Reviewed by Jack Magnus for Readers' Favorite

Niamh is a contemporary romance novel written by Gary Hope. Mark McCarty found his true home an entire ocean’s span away from his North Carolina roots. When Paul Alfred left North Carolina the year before, he was reeling from his failed marriage, the greatly exaggerated rumors of his death, and a dodgy life insurance payout. At first, Mark, as he rechristened himself, simply wanted to get as far away from that morass as possible, but Northern Ireland became more than just a bolthole. It became home, complete with a siren who had enchanted him on the one occasion they had spent time together, and who had become entirely too elusive since then.

Mark had been playing tourist when he was swept up in the sudden impulse to check out the view from the high cliffs overlooking Burtonport, the little town he had been visiting. His curiosity did not extend to actually walking up to the cliffs, especially as the day had been promising rain, so he’d decided to take a taxi up there. Noticing a For Hire sign outside a grocer’s and seeing the little car parked there, Mark asked the driver for a ride. Any views available were overwhelmed by the gale winds that made it almost impossible for Mark to open the car door at first. He did eventually succeed, and stood out there, the gusts playing havoc with his longish hair until his driver came out, had him face into the wind and clipped his hair out of his face. He yielded at that moment to the most improbable instinct and kissed her, and he was stunned to realize she was kissing him back. When they returned to town, she mentioned an emergency, thanked him and left. Mark never forgot that afternoon, and he never stopped looking for her. It was as though he had fallen in love with a dream, one that would sour him for any other mortal girl.

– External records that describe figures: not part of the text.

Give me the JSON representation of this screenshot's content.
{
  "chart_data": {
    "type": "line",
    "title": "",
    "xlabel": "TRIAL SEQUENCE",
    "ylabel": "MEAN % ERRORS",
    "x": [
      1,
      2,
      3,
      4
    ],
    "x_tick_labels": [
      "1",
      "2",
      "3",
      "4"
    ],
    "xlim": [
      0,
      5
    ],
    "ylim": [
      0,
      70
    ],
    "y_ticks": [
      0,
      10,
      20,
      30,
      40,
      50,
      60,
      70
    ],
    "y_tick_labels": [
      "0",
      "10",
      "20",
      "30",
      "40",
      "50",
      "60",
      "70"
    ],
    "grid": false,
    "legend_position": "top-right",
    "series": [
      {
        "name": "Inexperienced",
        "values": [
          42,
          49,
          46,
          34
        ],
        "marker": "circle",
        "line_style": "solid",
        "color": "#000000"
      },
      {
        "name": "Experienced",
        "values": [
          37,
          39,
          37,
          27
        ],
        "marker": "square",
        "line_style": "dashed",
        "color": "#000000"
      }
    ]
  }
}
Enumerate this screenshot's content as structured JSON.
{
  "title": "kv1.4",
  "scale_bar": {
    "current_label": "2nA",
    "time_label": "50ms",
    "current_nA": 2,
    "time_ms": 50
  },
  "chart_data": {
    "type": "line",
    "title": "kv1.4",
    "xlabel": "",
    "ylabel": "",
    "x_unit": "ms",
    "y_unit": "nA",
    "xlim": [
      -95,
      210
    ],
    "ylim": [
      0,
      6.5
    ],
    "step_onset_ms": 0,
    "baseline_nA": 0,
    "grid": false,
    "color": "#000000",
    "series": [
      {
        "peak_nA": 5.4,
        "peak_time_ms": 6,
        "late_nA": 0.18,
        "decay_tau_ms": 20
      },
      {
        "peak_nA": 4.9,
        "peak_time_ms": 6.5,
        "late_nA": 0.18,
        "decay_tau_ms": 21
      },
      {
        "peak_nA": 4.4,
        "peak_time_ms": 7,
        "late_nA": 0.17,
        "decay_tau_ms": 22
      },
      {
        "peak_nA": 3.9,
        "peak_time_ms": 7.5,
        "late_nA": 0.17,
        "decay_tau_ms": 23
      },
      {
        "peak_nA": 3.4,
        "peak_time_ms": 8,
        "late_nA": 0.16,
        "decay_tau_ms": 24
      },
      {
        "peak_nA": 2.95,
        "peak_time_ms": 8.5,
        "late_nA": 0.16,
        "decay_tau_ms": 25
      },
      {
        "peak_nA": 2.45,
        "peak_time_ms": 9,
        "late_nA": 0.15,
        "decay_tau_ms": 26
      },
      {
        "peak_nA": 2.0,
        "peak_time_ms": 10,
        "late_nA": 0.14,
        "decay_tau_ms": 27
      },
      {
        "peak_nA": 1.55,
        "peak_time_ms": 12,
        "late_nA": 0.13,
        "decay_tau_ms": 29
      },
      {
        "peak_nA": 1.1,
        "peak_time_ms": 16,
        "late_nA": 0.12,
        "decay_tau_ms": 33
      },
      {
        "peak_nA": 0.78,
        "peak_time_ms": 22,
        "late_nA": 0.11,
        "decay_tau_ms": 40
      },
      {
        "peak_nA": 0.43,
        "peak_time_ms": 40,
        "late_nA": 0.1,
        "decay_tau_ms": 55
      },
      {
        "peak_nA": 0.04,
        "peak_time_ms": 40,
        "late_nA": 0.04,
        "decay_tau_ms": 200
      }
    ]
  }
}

Gary Hope’s contemporary romance, Niamh, is a heady and sweet tale of love at first sight, filled with the crazy misadventures that keep Mark from finding his beloved again after their first and only meeting. I was especially interested in the culture and environment Mark adopted as his new homeland, and could easily understand how he had fallen so easily under Northern Ireland’s spell. Hope’s characters are well-defined, authentic beings whom the reader gets to know and care about, and his plot is a marvelous comedy of errors and human frailty. His Ireland is a marvelous place to visit vicariously and will no doubt encourage armchair adventurers to cross the ocean and see it for themselves. Niamh is highly recommended.